Art invites you to make your own mind up about what it might mean so here is what these beautiful pieces conjured up in my on-leave brain. The top figure is sprinkling buildings which fan out into streets and villages. He is a property maker. The gizmo he holds in his hands has the shape and function of a magnifying glass, the properties look larger as they pass through. This growth, increase and expansion could be a metaphor for Ireland’s recent and disastrous property bubble.
The figure that magics up these properties and fuels this boom, well that has to be allude to the banks and the property developers not to mention politicians and regulators who all colluded in fabricating the myth that anyone on the property ladder was suddenly stupendously and stupidly rich.
The villages are stunningly rendered with a Lowry-esque kind of detail.
At the bottom of the scene a gloomy figure doesn’t possess magical powers, he has a shovel. He could be clearing up the mess, though that wouldn’t be right as the repercussions of the property bust will depress Ireland for a long time. Perhaps he is the demolition man come to wipe away the housing over-supply and level the un-finished speculative housing developments that ring Ireland’s major cities like a necklace of smashed snail shells. He could be the property maker’s alter ego, reclaiming the property after the property bubble savings destruction mechanism did its damage. The property maker spins the kind of bright wholesome aura a marketer of fibre and fruit breakfast cereal might be proud of, while the lower guy seems to be a dark miserable drudge, dolefully labouring among the inevitable detritus of delusion.
Who cares if this is completely wrong or if there is a far more obvious truth, it’s just the way I like to look at it. A charming lady from the West Cork Development Partnership housed in the painted property loves the murals. She posed the question “that figure, male or female?” Looking at the hairy legs I guessed this suggested male, her riposte was“sure a Bantry woman’s legs look like that most of the time”.

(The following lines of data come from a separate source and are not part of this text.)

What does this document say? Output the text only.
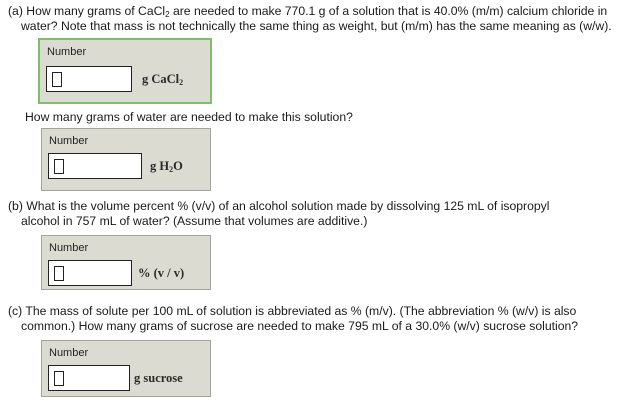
(a) How many grams of CaCl$_2$ are needed to make 770.1 g of a solution that is 40.0% (m/m) calcium chloride in
water? Note that mass is not technically the same thing as weight, but (m/m) has the same meaning as (w/w).
Number
g CaCl$_2$
How many grams of water are needed to make this solution?
Number
g $H_2O$
(b) What is the volume percent % (v/v) of an alcohol solution made by dissolving 125 mL of isopropyl
alcohol in 757 mL of water? (Assume that volumes are additive.)
Number
% (v / v)
(c) The mass of solute per 100 mL of solution is abbreviated as % (m/v). (The abbreviation % (w/v) is also
common.) How many grams of sucrose are needed to make 795 mL of a 30.0% (w/v) sucrose solution?
Number
g sucrose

West Cork has a few key economic motors; tourism, farming and filling in EU grant applications. The second Phlegm masterpiece chimes with the area’s other significant enterprise, commercial fishing. This mural has the fantastical world Phlegm characters commonly create for themselves. The Heath Robinson mechanism looks vaguely plausible, the characters’ clothing is intricately detailed.

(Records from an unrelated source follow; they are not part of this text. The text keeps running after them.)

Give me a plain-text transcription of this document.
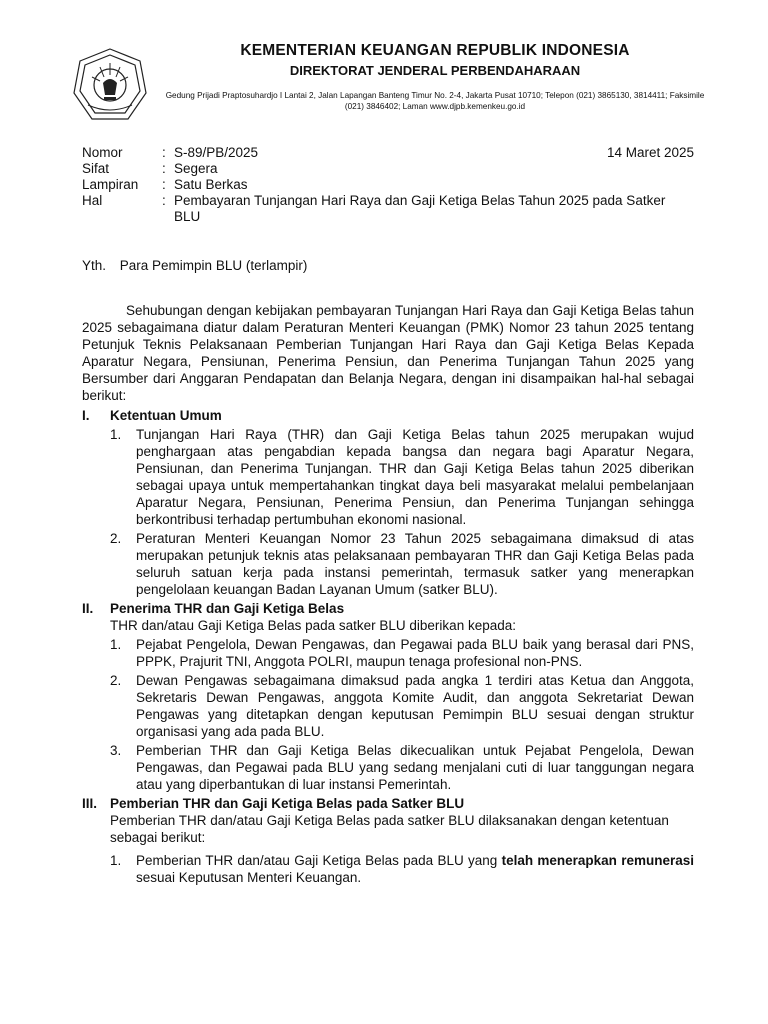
KEMENTERIAN KEUANGAN REPUBLIK INDONESIA
DIREKTORAT JENDERAL PERBENDAHARAAN
Gedung Prijadi Praptosuhardjo I Lantai 2, Jalan Lapangan Banteng Timur No. 2-4, Jakarta Pusat 10710; Telepon (021) 3865130, 3814411; Faksimile (021) 3846402; Laman www.djpb.kemenkeu.go.id
Nomor	: S-89/PB/2025
Sifat	: Segera
Lampiran	: Satu Berkas
Hal	: Pembayaran Tunjangan Hari Raya dan Gaji Ketiga Belas Tahun 2025 pada Satker BLU
14 Maret 2025
Yth. Para Pemimpin BLU (terlampir)

Sehubungan dengan kebijakan pembayaran Tunjangan Hari Raya dan Gaji Ketiga Belas tahun 2025 sebagaimana diatur dalam Peraturan Menteri Keuangan (PMK) Nomor 23 tahun 2025 tentang Petunjuk Teknis Pelaksanaan Pemberian Tunjangan Hari Raya dan Gaji Ketiga Belas Kepada Aparatur Negara, Pensiunan, Penerima Pensiun, dan Penerima Tunjangan Tahun 2025 yang Bersumber dari Anggaran Pendapatan dan Belanja Negara, dengan ini disampaikan hal-hal sebagai berikut:

I.	Ketentuan Umum
1.	Tunjangan Hari Raya (THR) dan Gaji Ketiga Belas tahun 2025 merupakan wujud penghargaan atas pengabdian kepada bangsa dan negara bagi Aparatur Negara, Pensiunan, dan Penerima Tunjangan. THR dan Gaji Ketiga Belas tahun 2025 diberikan sebagai upaya untuk mempertahankan tingkat daya beli masyarakat melalui pembelanjaan Aparatur Negara, Pensiunan, Penerima Pensiun, dan Penerima Tunjangan sehingga berkontribusi terhadap pertumbuhan ekonomi nasional.
2.	Peraturan Menteri Keuangan Nomor 23 Tahun 2025 sebagaimana dimaksud di atas merupakan petunjuk teknis atas pelaksanaan pembayaran THR dan Gaji Ketiga Belas pada seluruh satuan kerja pada instansi pemerintah, termasuk satker yang menerapkan pengelolaan keuangan Badan Layanan Umum (satker BLU).
II.	Penerima THR dan Gaji Ketiga Belas
THR dan/atau Gaji Ketiga Belas pada satker BLU diberikan kepada:
1.	Pejabat Pengelola, Dewan Pengawas, dan Pegawai pada BLU baik yang berasal dari PNS, PPPK, Prajurit TNI, Anggota POLRI, maupun tenaga profesional non-PNS.
2.	Dewan Pengawas sebagaimana dimaksud pada angka 1 terdiri atas Ketua dan Anggota, Sekretaris Dewan Pengawas, anggota Komite Audit, dan anggota Sekretariat Dewan Pengawas yang ditetapkan dengan keputusan Pemimpin BLU sesuai dengan struktur organisasi yang ada pada BLU.
3.	Pemberian THR dan Gaji Ketiga Belas dikecualikan untuk Pejabat Pengelola, Dewan Pengawas, dan Pegawai pada BLU yang sedang menjalani cuti di luar tanggungan negara atau yang diperbantukan di luar instansi Pemerintah.
III. Pemberian THR dan Gaji Ketiga Belas pada Satker BLU
Pemberian THR dan/atau Gaji Ketiga Belas pada satker BLU dilaksanakan dengan ketentuan sebagai berikut:
1.	Pemberian THR dan/atau Gaji Ketiga Belas pada BLU yang telah menerapkan remunerasi sesuai Keputusan Menteri Keuangan.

Shame the wobbly hoist obscured the small detail in front of the fish-sub
These Phlegm beauties were actually rather difficult to find, located in a tight inconspicuous alleyway leading into a non descript back yard right on the edge of the “town” bit of Bantry, anyone making the pilgrimage should look for the junction of Main Street and Market Street. These pieces first came to my attention from the fascinating video clip by My One Colour showing the various roller, spraypaint and brush techniques employed by Phlegm.